I was in Liverpool this week for a trade show, and the city was basking in June sunshine, making for a very pleasant walk along the Waterfront. I had time to ponder part of my ancestral roots in Merseyside.

My maternal grandfather, Thomas Stanley Clarke Brown, was born in Liverpool in 1894. As he entered his teen years, the Three Graces buildings at the Pier Head were newly opened or still being constructed. The city lost its Unesco world heritage status in 2021 because of the plethora of modern buildings that now surround the historic edifices overlooking the Mersey.

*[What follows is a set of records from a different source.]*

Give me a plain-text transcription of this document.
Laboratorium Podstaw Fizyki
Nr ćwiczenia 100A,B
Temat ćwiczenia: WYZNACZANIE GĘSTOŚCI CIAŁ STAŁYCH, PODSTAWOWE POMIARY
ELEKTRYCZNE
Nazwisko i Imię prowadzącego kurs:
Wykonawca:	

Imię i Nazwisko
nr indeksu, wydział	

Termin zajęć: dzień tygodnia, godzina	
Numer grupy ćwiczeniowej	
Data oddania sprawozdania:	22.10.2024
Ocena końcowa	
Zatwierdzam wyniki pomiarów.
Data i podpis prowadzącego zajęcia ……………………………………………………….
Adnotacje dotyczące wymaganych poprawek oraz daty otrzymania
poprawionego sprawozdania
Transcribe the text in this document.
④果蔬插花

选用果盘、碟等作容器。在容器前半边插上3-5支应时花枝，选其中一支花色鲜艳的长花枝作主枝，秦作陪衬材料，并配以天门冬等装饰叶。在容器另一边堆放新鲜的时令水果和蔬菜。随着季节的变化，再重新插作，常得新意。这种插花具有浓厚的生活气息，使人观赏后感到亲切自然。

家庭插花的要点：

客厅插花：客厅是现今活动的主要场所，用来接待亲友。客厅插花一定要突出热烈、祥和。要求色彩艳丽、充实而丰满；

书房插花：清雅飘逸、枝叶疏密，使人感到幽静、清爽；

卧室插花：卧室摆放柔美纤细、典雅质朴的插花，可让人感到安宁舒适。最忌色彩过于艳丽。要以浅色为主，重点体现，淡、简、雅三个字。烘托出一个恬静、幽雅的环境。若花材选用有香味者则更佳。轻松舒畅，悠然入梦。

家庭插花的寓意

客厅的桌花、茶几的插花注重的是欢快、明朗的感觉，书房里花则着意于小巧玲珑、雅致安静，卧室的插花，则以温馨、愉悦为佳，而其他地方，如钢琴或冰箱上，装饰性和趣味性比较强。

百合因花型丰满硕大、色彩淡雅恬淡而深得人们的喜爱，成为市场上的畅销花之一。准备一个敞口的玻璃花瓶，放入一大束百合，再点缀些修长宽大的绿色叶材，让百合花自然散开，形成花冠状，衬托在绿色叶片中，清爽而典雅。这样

Liverpool docks and Pier HeadI wondered what Stanley would have thought of the transformed area now, with the former docks attracting visitors from across the globe, sauntering round the walkways that would once have bustled with horses and carts, dockers and passengers disembarking from transatlantic sailings. Stanley himself is listed as arriving in November 1915 at Liverpool on the SS Philadelphia, the musician having joined the ship at New York before heading home to the Old Swan area of Liverpool. 

I’m sure he would have been astonished at how his home city looked, 110 years after docking on the Mersey, though enough of the old Waterfront remains for him to have found his bearings. I’m still intrigued as to why he was in New York. 

He served with the Royal Defence Corps briefly – their role was to protect sites such as docks – before seeing service with the Cameron Highlanders until 1918. Stanley was a concert violinist and musical director by profession, visiting Keighley Hippodrome and meeting my grandmother Teresa McHale and the rest is my history.